Because of academic advancements in school, by the time that we both reached high school, I was only two grades behind my sister, even though we were six years apart in age. I was still excelling in school and my sister started to improve in her studies. However, while improving in academics is always great, her motivation was pure jealousy. She would wait until I received my report card and she had to take it from me and look at it first to ensure that my grades were not too far ahead of her grades before I could show it to our mother. Nevertheless, her comparison lacked insight; I was in the accelerated program and she was not. Thus, I had to work much more diligently in my studies than she did. Also, during the year that I started high school, my sister enrolled in mostly easy courses, i.e. culinary arts, beginning sculpting, etc. to ensure that she would have comparable grades.
She flunked out of college at the same time that the high school announced that I was the valedictorian of the senior class. Also, my mother revealed that, although my sister and I look alike, our fathers were of different ethnicities. My sister became intensely jealous due to the events and the fact that my ethnic background has more variety than hers. At this point, she seriously began to try to steal my life.

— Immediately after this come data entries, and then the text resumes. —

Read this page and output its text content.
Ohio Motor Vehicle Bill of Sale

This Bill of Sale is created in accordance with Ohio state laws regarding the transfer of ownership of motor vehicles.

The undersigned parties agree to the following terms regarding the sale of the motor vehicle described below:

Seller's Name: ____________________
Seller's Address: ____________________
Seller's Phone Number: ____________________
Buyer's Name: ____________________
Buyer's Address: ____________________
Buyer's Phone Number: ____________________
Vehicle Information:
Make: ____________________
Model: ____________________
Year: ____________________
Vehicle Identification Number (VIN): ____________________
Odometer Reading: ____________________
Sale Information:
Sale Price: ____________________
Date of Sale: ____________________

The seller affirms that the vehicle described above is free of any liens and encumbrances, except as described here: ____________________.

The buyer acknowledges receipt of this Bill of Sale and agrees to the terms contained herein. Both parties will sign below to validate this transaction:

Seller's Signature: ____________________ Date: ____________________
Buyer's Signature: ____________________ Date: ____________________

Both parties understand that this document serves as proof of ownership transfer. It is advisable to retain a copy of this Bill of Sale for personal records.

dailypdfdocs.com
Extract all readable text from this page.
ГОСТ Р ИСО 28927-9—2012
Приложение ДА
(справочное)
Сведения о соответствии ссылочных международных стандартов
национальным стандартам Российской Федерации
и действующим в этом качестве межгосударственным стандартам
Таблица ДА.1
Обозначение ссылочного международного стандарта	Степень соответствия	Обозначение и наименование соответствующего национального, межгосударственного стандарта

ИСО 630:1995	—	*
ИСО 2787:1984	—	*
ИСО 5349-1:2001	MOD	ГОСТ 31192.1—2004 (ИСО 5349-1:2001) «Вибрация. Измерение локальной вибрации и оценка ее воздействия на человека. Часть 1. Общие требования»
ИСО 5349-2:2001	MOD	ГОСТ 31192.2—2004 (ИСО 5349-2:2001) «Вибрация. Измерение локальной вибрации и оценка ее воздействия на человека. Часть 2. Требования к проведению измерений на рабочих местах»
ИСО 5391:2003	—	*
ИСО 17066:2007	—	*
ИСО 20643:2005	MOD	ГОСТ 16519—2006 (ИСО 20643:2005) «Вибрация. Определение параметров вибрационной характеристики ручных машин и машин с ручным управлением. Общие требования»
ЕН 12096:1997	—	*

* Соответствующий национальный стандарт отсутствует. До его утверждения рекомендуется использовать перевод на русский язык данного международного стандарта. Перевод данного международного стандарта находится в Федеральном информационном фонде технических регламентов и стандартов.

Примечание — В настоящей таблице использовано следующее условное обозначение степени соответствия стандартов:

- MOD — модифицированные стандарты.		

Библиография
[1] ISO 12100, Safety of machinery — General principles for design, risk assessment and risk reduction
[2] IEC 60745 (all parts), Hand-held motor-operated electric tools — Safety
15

She began to tell people that she has the ethnic background that I have, she would tell them my G.P.A. as her own, she would steal any friends that I tried to make from that point onward by spending more time with them behind my back and bragging on faux accomplishments to impress them, any accomplishments I’d made from that point onward became hers, she stole my haircuts, clothing style, jewelry, and even my nickname. Yes – my nickname! There was a special nickname that our mother liked to call me due to an inside family joke and my sister stole it and still uses it in all of her social media profiles as her name.
These days, she is turning 40 years old and I am about to get married. I have not told her this because she still has an issue with pathological jealousy. For example, my manager recently sent me away on a company trip by train and no one in my immediately family had travelled before by train. When my sister found out about this by overhearing our mother talking to someone at a family gathering, she rolled her eyes and acted indifferent for the rest of the day. A few weeks later, she needed to drive about four hours for work-related issues and she demanded to go by train. She also found out that I bought a new car and while she could not afford a new car, the car that she had was in perfectly good condition and beautiful. She ranted and cried to our mother about how much she “needed” a new car and treated me coldly and cried every time that I drove to the house in my new car until our mother caved in and helped my sister put a down payment on a new car. Afterward, she posted on social media the following: “Look at me! I have two cars. Aren’t I successful?”
Because of these actions and many more similar actions that I have not listed in this article, I’m afraid that if I told her that I’m getting married, she’d either try to put a stop to it or would suddenly turn up with a random man claiming that she is getting married on the same day or the day before to try to make my day less special. She consistently shows disdain at anything that I achieve from this point forward and still tries to make me look like the ‘bad’ one, even though we are both too old for this game. I thought that she would eventually achieve so much that whatever I have would be irrelevant to her happiness, but that is not the case. She has shown me that she has to have my life or else she will not be happy. My mother has even caught her in public places pretending to be me to former friends that have not seen us in years. Thus, she will not be invited to my wedding because it is the pinnacle of starting a new life free from the poison that she has injected into my life for many years. I plan to only visit her once a year.
Whenever she is asked “would you tell me about yourself?” she replies: “I am a scientist and musician; in my free time, I study foreign languages and I have successfully learned five of them. I also like to exercise and I enjoy fashion.” However, that is not her at all. That is the description of myself. My sister is actually an arts and crafts specialist and a tomboy who sees no point in learning more than one language and really could not normally care less about fashion and she is awesome at being herself. Yet, she doesn’t seem to understand that she should be herself and stop trying to be someone else.